The trial judge overruled the plea of prematurity, but sustained the exception of no cause of action and dismissed the suit.

Plaintiff appealed; and defendants have answered the appeal, praying that the plea of prematurity be sustained, and in the alternative that the judgment be affirmed.

VI.
We find it unnecessary to consider the plea of prematurity, although it does appear that plaintiff was not a party defendant to that suit, notwithstanding that the suit was filed with his name figuring in the title thereof as the main defendant. For whether such title *16 was given to the suit by these defendants, or by their clients, for reasons satisfactory to themselves, or only by the clerk of court through inadvertence, or otherwise (for this does not appear from the transcript), the fact yet remains that, although the petition asked that this plaintiff be cited to answer, nevertheless no judgment, or other relief whatsoever, was asked for against him; so that he was not called upon to defend said suit, except in so far as he might judge proper to do so.
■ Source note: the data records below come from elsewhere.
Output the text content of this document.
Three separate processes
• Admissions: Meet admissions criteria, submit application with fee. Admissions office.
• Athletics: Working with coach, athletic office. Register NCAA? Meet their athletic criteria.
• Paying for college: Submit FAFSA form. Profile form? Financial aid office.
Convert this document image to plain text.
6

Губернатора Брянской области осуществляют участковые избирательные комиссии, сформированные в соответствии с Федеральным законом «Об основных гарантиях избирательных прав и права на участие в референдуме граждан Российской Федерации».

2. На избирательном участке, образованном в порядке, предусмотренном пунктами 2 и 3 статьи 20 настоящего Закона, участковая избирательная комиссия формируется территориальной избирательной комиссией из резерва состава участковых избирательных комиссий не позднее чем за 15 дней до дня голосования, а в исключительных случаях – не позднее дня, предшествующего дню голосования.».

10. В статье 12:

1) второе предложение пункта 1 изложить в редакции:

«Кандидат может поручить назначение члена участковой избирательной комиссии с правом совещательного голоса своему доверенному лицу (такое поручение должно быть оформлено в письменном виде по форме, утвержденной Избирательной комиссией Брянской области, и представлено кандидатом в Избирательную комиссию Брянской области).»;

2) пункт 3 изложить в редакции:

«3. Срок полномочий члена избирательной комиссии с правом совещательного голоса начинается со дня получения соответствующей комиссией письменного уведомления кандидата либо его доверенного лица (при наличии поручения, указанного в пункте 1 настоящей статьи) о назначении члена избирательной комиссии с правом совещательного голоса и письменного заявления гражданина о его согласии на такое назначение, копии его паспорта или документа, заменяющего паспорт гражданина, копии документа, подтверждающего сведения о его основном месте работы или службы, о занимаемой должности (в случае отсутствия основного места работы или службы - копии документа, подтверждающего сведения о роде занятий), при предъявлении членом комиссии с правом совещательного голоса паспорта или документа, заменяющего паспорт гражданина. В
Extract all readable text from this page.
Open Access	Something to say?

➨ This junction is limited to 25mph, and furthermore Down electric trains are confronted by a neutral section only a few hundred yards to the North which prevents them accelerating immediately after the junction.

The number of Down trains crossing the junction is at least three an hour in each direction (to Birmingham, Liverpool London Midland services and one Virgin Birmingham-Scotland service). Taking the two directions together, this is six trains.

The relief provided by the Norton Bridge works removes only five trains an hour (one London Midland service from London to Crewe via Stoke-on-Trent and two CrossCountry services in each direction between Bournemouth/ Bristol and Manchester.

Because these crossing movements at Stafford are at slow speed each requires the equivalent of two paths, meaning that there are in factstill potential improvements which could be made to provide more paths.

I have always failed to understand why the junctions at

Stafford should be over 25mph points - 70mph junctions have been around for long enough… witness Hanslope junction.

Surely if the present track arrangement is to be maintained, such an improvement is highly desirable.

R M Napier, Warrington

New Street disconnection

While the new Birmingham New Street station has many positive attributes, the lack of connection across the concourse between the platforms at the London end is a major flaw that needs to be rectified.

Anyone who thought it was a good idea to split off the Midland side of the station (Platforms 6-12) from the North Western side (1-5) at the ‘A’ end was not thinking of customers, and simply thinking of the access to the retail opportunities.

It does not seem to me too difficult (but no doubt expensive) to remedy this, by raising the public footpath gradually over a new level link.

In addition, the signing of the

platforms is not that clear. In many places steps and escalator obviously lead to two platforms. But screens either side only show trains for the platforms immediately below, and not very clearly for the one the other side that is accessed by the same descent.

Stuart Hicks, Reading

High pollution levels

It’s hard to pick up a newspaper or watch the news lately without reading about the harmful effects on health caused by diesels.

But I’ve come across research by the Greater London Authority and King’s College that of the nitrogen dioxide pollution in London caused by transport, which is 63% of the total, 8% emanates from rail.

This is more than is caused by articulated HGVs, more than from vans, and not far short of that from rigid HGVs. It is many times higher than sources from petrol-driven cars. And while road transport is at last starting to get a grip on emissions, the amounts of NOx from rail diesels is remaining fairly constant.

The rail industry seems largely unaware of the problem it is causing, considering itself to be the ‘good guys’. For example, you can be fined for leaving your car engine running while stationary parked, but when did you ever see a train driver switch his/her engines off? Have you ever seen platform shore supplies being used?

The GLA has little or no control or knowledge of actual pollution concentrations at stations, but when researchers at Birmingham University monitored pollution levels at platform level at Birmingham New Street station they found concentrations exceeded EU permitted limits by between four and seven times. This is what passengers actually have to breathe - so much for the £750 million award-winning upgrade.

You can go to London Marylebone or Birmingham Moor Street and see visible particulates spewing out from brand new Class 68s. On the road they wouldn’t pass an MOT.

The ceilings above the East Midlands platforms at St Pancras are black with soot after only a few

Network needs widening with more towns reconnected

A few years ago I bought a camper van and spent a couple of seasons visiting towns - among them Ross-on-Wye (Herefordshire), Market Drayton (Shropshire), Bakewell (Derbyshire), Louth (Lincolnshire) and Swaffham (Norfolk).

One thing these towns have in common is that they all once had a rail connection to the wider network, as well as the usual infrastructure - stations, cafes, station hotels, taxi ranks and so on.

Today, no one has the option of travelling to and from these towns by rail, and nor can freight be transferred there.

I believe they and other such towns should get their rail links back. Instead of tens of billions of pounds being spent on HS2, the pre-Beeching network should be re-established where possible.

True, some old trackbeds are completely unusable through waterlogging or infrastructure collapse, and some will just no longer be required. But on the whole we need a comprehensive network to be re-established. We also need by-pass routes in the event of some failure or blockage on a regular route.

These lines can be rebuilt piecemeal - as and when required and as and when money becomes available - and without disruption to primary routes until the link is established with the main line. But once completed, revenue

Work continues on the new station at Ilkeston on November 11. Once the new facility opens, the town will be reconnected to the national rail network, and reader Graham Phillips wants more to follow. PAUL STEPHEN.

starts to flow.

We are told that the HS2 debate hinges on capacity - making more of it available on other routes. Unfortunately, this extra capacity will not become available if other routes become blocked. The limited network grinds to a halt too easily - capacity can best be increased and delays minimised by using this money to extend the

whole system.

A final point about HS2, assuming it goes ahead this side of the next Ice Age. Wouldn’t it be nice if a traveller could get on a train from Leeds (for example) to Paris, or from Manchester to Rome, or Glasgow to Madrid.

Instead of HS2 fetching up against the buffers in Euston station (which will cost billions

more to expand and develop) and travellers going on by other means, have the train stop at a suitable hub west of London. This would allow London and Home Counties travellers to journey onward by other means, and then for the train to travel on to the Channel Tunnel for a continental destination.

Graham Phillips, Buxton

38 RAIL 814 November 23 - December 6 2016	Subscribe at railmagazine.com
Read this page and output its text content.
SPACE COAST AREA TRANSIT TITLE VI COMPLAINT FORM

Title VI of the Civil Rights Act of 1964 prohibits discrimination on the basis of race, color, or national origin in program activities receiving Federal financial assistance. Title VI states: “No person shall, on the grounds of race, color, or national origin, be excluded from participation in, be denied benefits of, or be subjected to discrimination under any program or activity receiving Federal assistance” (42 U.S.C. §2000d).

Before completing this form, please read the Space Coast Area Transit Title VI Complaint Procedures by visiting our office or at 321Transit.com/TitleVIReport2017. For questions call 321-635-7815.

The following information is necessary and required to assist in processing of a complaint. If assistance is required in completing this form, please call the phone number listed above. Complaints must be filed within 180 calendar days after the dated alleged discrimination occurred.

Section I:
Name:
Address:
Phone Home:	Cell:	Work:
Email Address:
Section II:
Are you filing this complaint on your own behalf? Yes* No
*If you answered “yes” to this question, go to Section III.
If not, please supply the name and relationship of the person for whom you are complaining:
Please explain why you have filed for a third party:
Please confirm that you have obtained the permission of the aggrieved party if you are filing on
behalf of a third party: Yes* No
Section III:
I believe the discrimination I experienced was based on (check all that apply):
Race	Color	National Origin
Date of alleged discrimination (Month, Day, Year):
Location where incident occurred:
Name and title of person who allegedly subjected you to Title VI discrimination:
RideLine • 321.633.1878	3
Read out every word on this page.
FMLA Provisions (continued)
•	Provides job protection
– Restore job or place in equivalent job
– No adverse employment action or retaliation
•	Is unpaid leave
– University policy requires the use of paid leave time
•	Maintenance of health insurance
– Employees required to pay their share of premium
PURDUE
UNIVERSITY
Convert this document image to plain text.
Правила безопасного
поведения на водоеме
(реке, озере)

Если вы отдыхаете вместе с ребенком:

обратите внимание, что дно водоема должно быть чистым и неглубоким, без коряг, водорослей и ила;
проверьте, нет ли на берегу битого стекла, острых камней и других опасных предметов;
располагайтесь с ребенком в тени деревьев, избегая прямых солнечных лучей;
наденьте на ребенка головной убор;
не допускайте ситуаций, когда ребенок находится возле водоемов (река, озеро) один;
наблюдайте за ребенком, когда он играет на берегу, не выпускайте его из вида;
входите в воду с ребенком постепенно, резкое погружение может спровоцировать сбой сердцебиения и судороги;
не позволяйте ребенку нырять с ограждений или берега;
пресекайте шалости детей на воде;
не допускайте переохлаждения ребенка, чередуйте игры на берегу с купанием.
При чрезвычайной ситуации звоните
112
But we think the exception of no cause of action well founded.

VII.
Pretermitting the very interesting question whether it is permissible to split up a single libelous instrument, written and published at one time, into as many separate causes of action as there are separate charges contained therein, the fact yet remains that the first part of said article 13 (supra, paragraph III) down to (and excepting) the matter which we have italicized, is entirely relevant to the rest of the matter set up in the petition as hereinabove condensed (paragraph I); for it purposes to set forth the beginning of the alleged conspiracy to defraud, therein complained of. And, as to the matter italicized, that part of it reading "in an unlawful private venture," is a mereconclusion of the pleader (about which there may be much room for difference of opinion); but the forming and expressing of a conclusion as to the lawfulness or unlawfulness of an act, when the facts are stated from which that conclusion is drawn, is merely an opinion upon a state of facts and is not a libel or slander of a person. And the same may be said of the finalitalicized clause of the article. It was the conclusion of the pleader that the facts set forth in the beginning of the article constituted a violation of section 118 of the Revised Statutes of 1870. It is our conclusion that they do not. That section *17 is leveled against the common-law offense of "barratry" — i.e. of being "a common barrator" — and a mere glance at a law dictionary will suffice to show that the facts alleged in said article do not come within the definition of barratry. And as for the canons of ethics of the bar, if they go as far as stated (?), then they border on an altruism entirely beyond the scope of practical men, and no one is libeled or slandered who is said not to abide by them merely in that respect. For literally taken (if they provide as stated) they would prevent a member of the bar from seeking the attorneyship for an individual, firm, or corporation, public or private, or offering his services, even gratuitous, to another, or through another. And for the rest, neither strong language nor extravagant terms constitute either libel or slander, or add anything whatever to the plain import of simple words. Dunn v. Bruat, 99 So. 296, 155 La. 376; Barbre v. Morgan, 103 So. 32, 157 La. 753; Orr v. La. Highway Commission,106 So. 384, 159 La. 930.

VIII.
Our conclusion is that article 13, above given, does not libel plaintiff. It was the plain duty of Barnett to search for the heirs of Mrs. Toombs and advise them of their rights, and his plain right to accept employment of them and obtain such assistance as he thought necessary.

At the same time, it is as well not to pass over, as if approving, the use of strong language and extravagant terms by one member of the bar towards another. An attorney should never himself indulge, nor permit his clients to indulge, in charges against a fellow member of the bar, unless upon strong proof of misconduct. For members of all the learned professions should take heed, not only to drive out of their ranks the unworthy, but with equal zeal to guard as jealously as their own the good name of their fellow practitioners, to the end that the honor *18 and dignity and usefulness of the profession be preserved.

Decree.
The judgment appealed from is therefore affirmed.